Não era propriamente a ideia mais expectável no início da temporada, é uma ideia que se tornou quase expectável com o passar das semanas. O Benfica chegava à segunda mão do playoff de acesso à fase de grupos da Liga dos Campeões com cinco encontros oficiais realizados e outras tantas vitórias. Uma mais complicada frente ao Casa Pia, algumas que se tornaram mais fáceis contra Arouca ou Midtjylland, sempre vitórias. No entanto, e se fosse um campeonato de apostas, era mais fácil colocar as fichas no onze inicial do que no resultado (mesmo sendo sempre repetido). E a receção ao Dínamo Kiev não foi exceção, com Roger Schmidt a apostar exatamente no mesmo onze que mudou apenas por duas vezes com as entradas de Chiquinho e Diogo Gonçalves quando David Neres recuperava de um pequeno problema físico.

Benfica volta a vencer Dínamo Kiev e regressa à fase de grupos da Liga dos Campeões (tal como FC Porto e Sporting)
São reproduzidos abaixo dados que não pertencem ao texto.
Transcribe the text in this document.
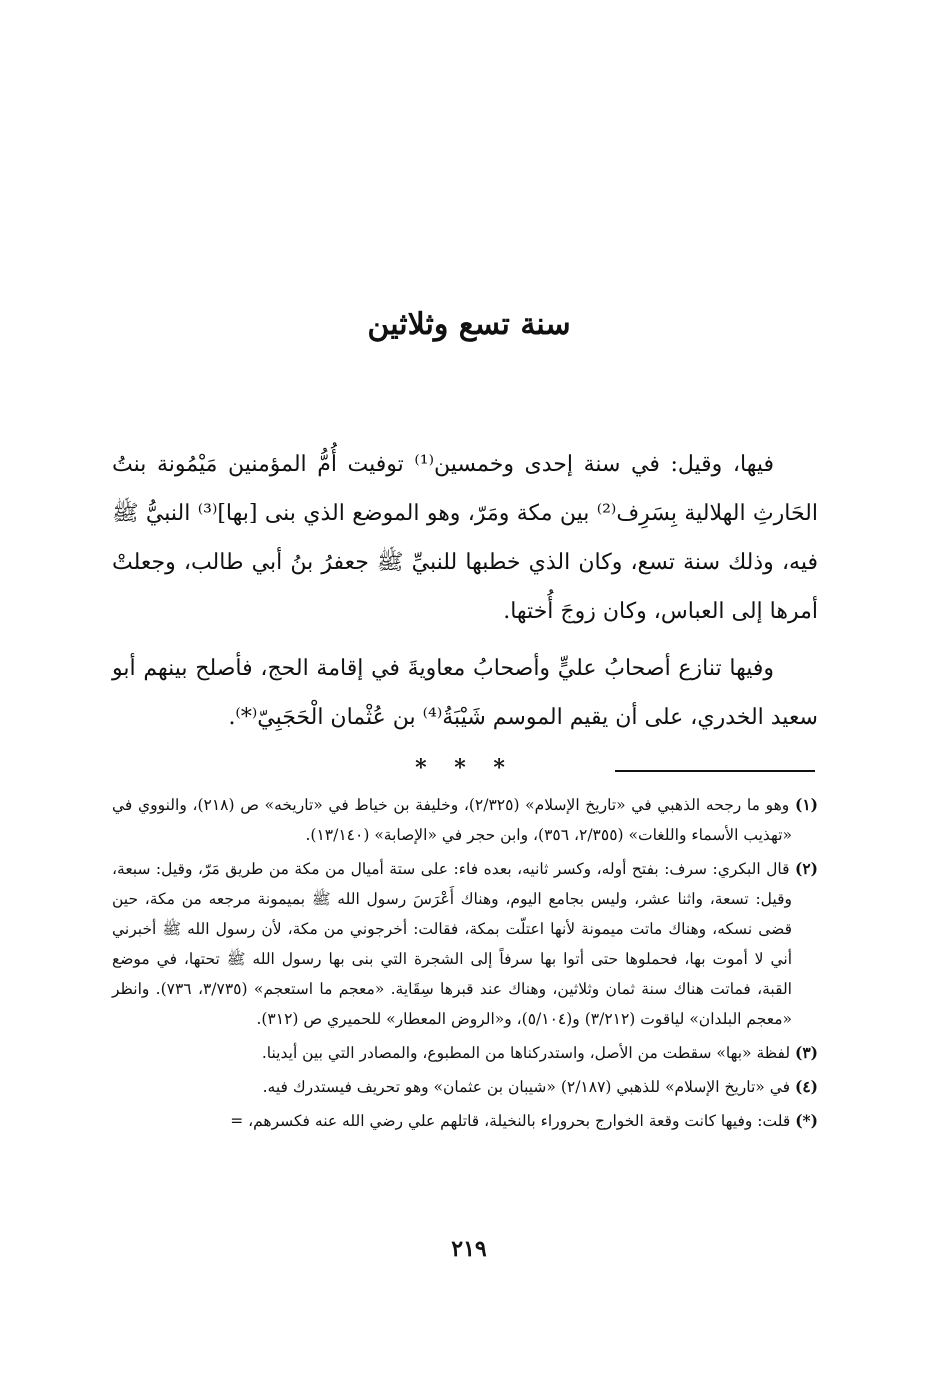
سنة تسع وثلاثين

فيها، وقيل: في سنة إحدى وخمسين⁽¹⁾ توفيت أُمُّ المؤمنين مَيْمُونة بنتُ الحَارثِ الهلالية بِسَرِف⁽²⁾ بين مكة ومَرّ، وهو الموضع الذي بنى [بها]⁽³⁾ النبيُّ ﷺ فيه، وذلك سنة تسع، وكان الذي خطبها للنبيِّ ﷺ جعفرُ بنُ أبي طالب، وجعلتْ أمرها إلى العباس، وكان زوجَ أُختها.

وفيها تنازع أصحابُ عليٍّ وأصحابُ معاويةَ في إقامة الحج، فأصلح بينهم أبو سعيد الخدري، على أن يقيم الموسم شَيْبَةُ⁽⁴⁾ بن عُثْمان الْحَجَبِيّ⁽*⁾.

* * *

(١) وهو ما رجحه الذهبي في «تاريخ الإسلام» (٢/٣٢٥)، وخليفة بن خياط في «تاريخه» ص (٢١٨)، والنووي في «تهذيب الأسماء واللغات» (٢/٣٥٥، ٣٥٦)، وابن حجر في «الإصابة» (١٣/١٤٠).

(٢) قال البكري: سرف: بفتح أوله، وكسر ثانيه، بعده فاء: على ستة أميال من مكة من طريق مَرّ، وقيل: سبعة، وقيل: تسعة، واثنا عشر، وليس بجامع اليوم، وهناك أَعْرَسَ رسول الله ﷺ بميمونة مرجعه من مكة، حين قضى نسكه، وهناك ماتت ميمونة لأنها اعتلّت بمكة، فقالت: أخرجوني من مكة، لأن رسول الله ﷺ أخبرني أني لا أموت بها، فحملوها حتى أتوا بها سرفاً إلى الشجرة التي بنى بها رسول الله ﷺ تحتها، في موضع القبة، فماتت هناك سنة ثمان وثلاثين، وهناك عند قبرها سِقَاية. «معجم ما استعجم» (٣/٧٣٥، ٧٣٦). وانظر «معجم البلدان» لياقوت (٣/٢١٢) و(٥/١٠٤)، و«الروض المعطار» للحميري ص (٣١٢).

(٣) لفظة «بها» سقطت من الأصل، واستدركناها من المطبوع، والمصادر التي بين أيدينا.

(٤) في «تاريخ الإسلام» للذهبي (٢/١٨٧) «شيبان بن عثمان» وهو تحريف فيستدرك فيه.

(*) قلت: وفيها كانت وقعة الخوارج بحروراء بالنخيلة، قاتلهم علي رضي الله عنه فكسرهم، =

٢١٩
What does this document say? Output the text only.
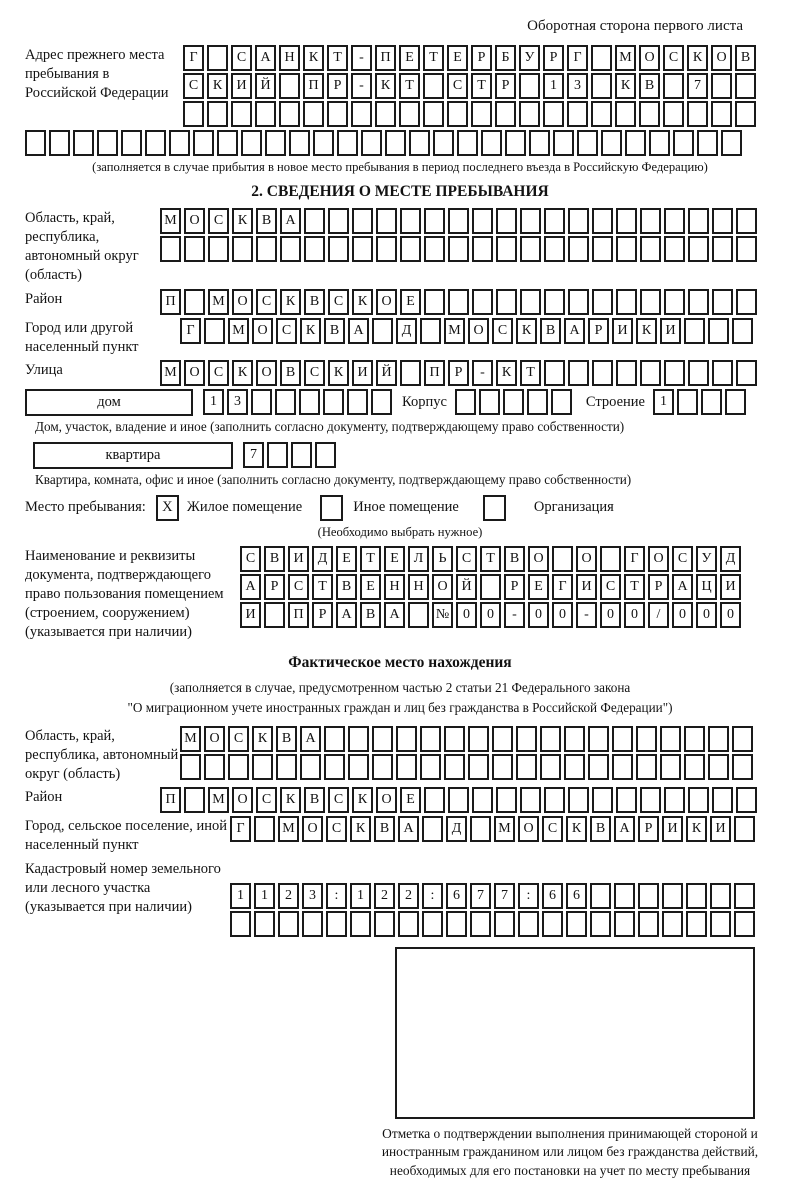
Оборотная сторона первого листа
Адрес прежнего места пребывания в Российской Федерации
Г	С	А Н	К	Т	-	П	Е	Т	Е	Р	Б	У	Р	Г	М О	С	К	О	В
С	К	И Й	П	Р	-	К	Т	С	Т	Р	1	3	К	В	7
(заполняется в случае прибытия в новое место пребывания в период последнего въезда в Российскую Федерацию)
2. СВЕДЕНИЯ О МЕСТЕ ПРЕБЫВАНИЯ
Область, край, республика, автономный округ (область)
М О	С	К	В	А
Район	П	М О	С	К	В	С	К	О	Е
Город или другой населенный пункт
Г	М О	С	К	В	А	Д	М О	С	К	В	А	Р	И	К	И
Улица	М О	С	К	О	В	С	К	И Й	П	Р	-	К	Т
дом	1	3	Корпус	Строение	1
Дом, участок, владение и иное (заполнить согласно документу, подтверждающему право собственности)
квартира	7
Квартира, комната, офис и иное (заполнить согласно документу, подтверждающему право собственности)
Место пребывания:	X Жилое помещение	Иное помещение	Организация
(Необходимо выбрать нужное)
Наименование и реквизиты документа, подтверждающего право пользования помещением (строением, сооружением) (указывается при наличии)
С	В	И	Д	Е	Т	Е	Л	Ь	С	Т	В	О	О	Г	О	С	У	Д
А	Р	С	Т	В	Е	Н Н О Й	Р	Е	Г	И	С	Т	Р	А Ц И
И	П	Р	А	В	А	№ 0	0	-	0	0	-	0	0	/	0	0	0
Фактическое место нахождения
(заполняется в случае, предусмотренном частью 2 статьи 21 Федерального закона
"О миграционном учете иностранных граждан и лиц без гражданства в Российской Федерации")
Область, край, республика, автономный округ (область)
М О	С	К	В	А
Район	П	М О	С	К	В	С	К	О	Е
Город, сельское поселение, иной населенный пункт
Г	М О	С	К	В	А	Д	М О	С	К	В	А	Р	И	К	И
Кадастровый номер земельного или лесного участка (указывается при наличии)
1	1	2	3	:	1	2	2	:	6	7	7	:	6	6
Отметка о подтверждении выполнения принимающей стороной и иностранным гражданином или лицом без гражданства действий, необходимых для его постановки на учет по месту пребывания
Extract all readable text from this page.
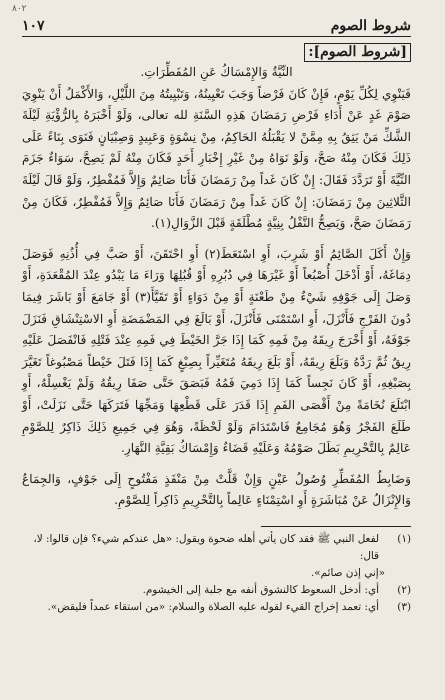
٨٠٢
شروط الصوم
١٠٧
[شروط الصوم]:

النِّيَّةُ وَالإِمْسَاكُ عَنِ المُفَطِّرَاتِ.

فَيَنْوِي لِكُلِّ يَوْمٍ، فَإِنْ كَانَ فَرْضاً وَجَبَ تَعْيِينُهُ، وَتَبْيِيتُهُ مِنَ اللَّيْلِ، وَالأَكْمَلُ أَنْ يَنْوِيَ صَوْمَ غَدٍ عَنْ أَدَاءِ فَرْضِ رَمَضَانَ هَذِهِ السَّنَةِ لله تعالى، وَلَوْ أَخْبَرَهُ بِالرُّؤْيَةِ لَيْلَةَ الشَّكِّ مَنْ يَثِقُ بِهِ مِمَّنْ لا يَقْبَلُهُ الحَاكِمُ، مِنْ نِسْوَةٍ وَعَبِيدٍ وَصِبْيَانٍ فَنَوَى بِنَاءً عَلَى ذَلِكَ فَكَانَ مِنْهُ صَحَّ، وَلَوْ نَوَاهُ مِنْ غَيْرِ إِخْبَارِ أَحَدٍ فَكَانَ مِنْهُ لَمْ يَصِحَّ، سَوَاءٌ جَزَمَ النِّيَّةَ أَوْ تَرَدَّدَ فَقَالَ: إِنْ كَانَ غَداً مِنْ رَمَضَانَ فَأَنَا صَائِمٌ وَإِلاَّ فَمُفْطِرٌ، وَلَوْ قَالَ لَيْلَةَ الثَّلاثِينَ مِنْ رَمَضَانَ: إِنْ كَانَ غَداً مِنْ رَمَضَانَ فَأَنَا صَائِمٌ وَإِلاَّ فَمُفْطِرٌ، فَكَانَ مِنْ رَمَضَانَ صَحَّ، وَيَصِحُّ النَّفْلُ بِنِيَّةٍ مُطْلَقَةٍ قَبْلَ الزَّوَالِ(١).

وَإِنْ أَكَلَ الصَّائِمُ أَوْ شَرِبَ، أَوِ اسْتَعَطَ(٢) أَوِ احْتَقَنَ، أَوْ صَبَّ فِي أُذُنِهِ فَوَصَلَ دِمَاغَهُ، أَوْ أَدْخَلَ أُصْبُعاً أَوْ غَيْرَهَا فِي دُبُرِهِ أَوْ قُبُلِهَا وَرَاءَ مَا يَبْدُو عِنْدَ المُقْعَدَةِ، أَوْ وَصَلَ إِلَى جَوْفِهِ شَيْءٌ مِنْ طَعْنَةٍ أَوْ مِنْ دَوَاءٍ أَوْ تَقَيَّأَ(٣) أَوْ جَامَعَ أَوْ بَاشَرَ فِيمَا دُونَ الفَرْجِ فَأَنْزَلَ، أَوِ اسْتَمْنَى فَأَنْزَلَ، أَوْ بَالَغَ فِي المَضْمَضَةِ أَوِ الاسْتِنْشَاقِ فَنَزَلَ جَوْفَهُ، أَوْ أَخْرَجَ رِيقَهُ مِنْ فَمِهِ كَمَا إِذَا جَرَّ الخَيْطَ فِي فَمِهِ عِنْدَ فَتْلِهِ فَانْفَصَلَ عَلَيْهِ رِيقٌ ثُمَّ رَدَّهُ وَبَلَعَ رِيقَهُ، أَوْ بَلَعَ رِيقَهُ مُتَغَيِّراً بِصِبْغٍ كَمَا إِذَا فَتَلَ خَيْطاً مَصْبُوغاً تَغَيَّرَ بِصَبْغِهِ، أَوْ كَانَ نَجِساً كَمَا إِذَا دَمِيَ فَمُهُ فَبَصَقَ حَتَّى صَفَا رِيقُهُ وَلَمْ يَغْسِلْهُ، أَوِ ابْتَلَعَ نُخَامَةً مِنْ أَقْصَى الفَمِ إِذَا قَدَرَ عَلَى قَطْعِهَا وَمَجِّهَا فَتَرَكَهَا حَتَّى نَزَلَتْ، أَوْ طَلَعَ الفَجْرُ وَهُوَ مُجَامِعٌ فَاسْتَدَامَ وَلَوْ لَحْظَةً، وَهُوَ فِي جَمِيعِ ذَلِكَ ذَاكِرٌ لِلصَّوْمِ عَالِمٌ بِالتَّحْرِيمِ بَطَلَ صَوْمُهُ وَعَلَيْهِ قَضَاءٌ وَإِمْسَاكُ بَقِيَّةِ النَّهَارِ.

وَضَابِطُ المُفَطِّرِ وُصُولُ عَيْنٍ وَإِنْ قَلَّتْ مِنْ مَنْفَذٍ مَفْتُوحٍ إِلَى جَوْفٍ، وَالجِمَاعُ وَالإِنْزَالُ عَنْ مُبَاشَرَةٍ أَوِ اسْتِمْنَاءٍ عَالِماً بِالتَّحْرِيمِ ذَاكِراً لِلصَّوْمِ.

(١)
لفعل النبي ﷺ فقد كان يأتي أهله ضحوة ويقول: «هل عندكم شيء؟ فإن قالوا: لا، قال:
«إني إذن صائم».
(٢)
أي: أدخل السعوط كالنشوق أنفه مع جلبة إلى الخيشوم.
(٣)
أي: تعمد إخراج القيء لقوله عليه الصلاة والسلام: «من استقاء عمداً فليقض».
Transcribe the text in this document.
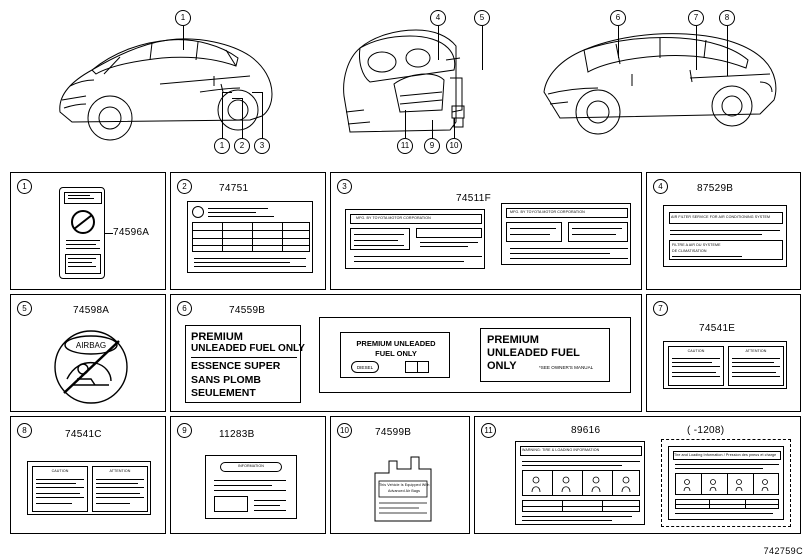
1	4	5	6	7	8
1	2	3	11	9	10
1
74596A
2	74751	3
74511F
MFG. BY TOYOTA MOTOR CORPORATION
MFG. BY TOYOTA MOTOR CORPORATION
4	87529B
AIR FILTER SERVICE FOR AIR CONDITIONING SYSTEM
FILTRE A AIR DU SYSTEME
DE CLIMATISATION
5	74598A
AIRBAG
6	74559B
PREMIUM
UNLEADED FUEL ONLY
ESSENCE SUPER
SANS PLOMB
SEULEMENT
PREMIUM UNLEADED
FUEL ONLY
DIESEL
PREMIUM
UNLEADED FUEL
ONLY	*SEE OWNER'S MANUAL
7
74541E
CAUTION	ATTENTION
8	74541C
CAUTION	ATTENTION
9	11283B
INFORMATION
10	74599B
This Vehicle Is Equipped With
Advanced Air Bags
11	89616	( -1208)
WARNING: TIRE & LOADING INFORMATION
Tire and Loading Information / Pression des pneus et charge
742759C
O técnico alemão tinha três grandes objetivos a curto prazo quando chegou à Luz: 1) implementar e dar a sustentação necessária a uma nova ideia e modelo de jogo com características bem mais ofensivas do que é normal sem perder os equilíbrios defensivos; 2) escolher os melhores intérpretes para o plantel tendo um leque de mais de 30 jogadores; 3) garantir a qualificação para a fase de grupos da Liga dos Campeões, com os respetivos 36 milhões de euros diretos de encaixe. Roger Schmidt não descurou nenhum dos aspetos mas foi muito pragmático na abordagem aos meses iniciais de trabalho: desde o primeiro jogo particular na pré-temporada que o alemão entrou sempre com a mesma equipa, uma regra que apenas por questões de índole físico foi quebrada, sem deixar de perceber quem eram as segundas linhas com que contava e que até 31 de agosto iriam existir entradas e saídas para um plantel ainda em construção.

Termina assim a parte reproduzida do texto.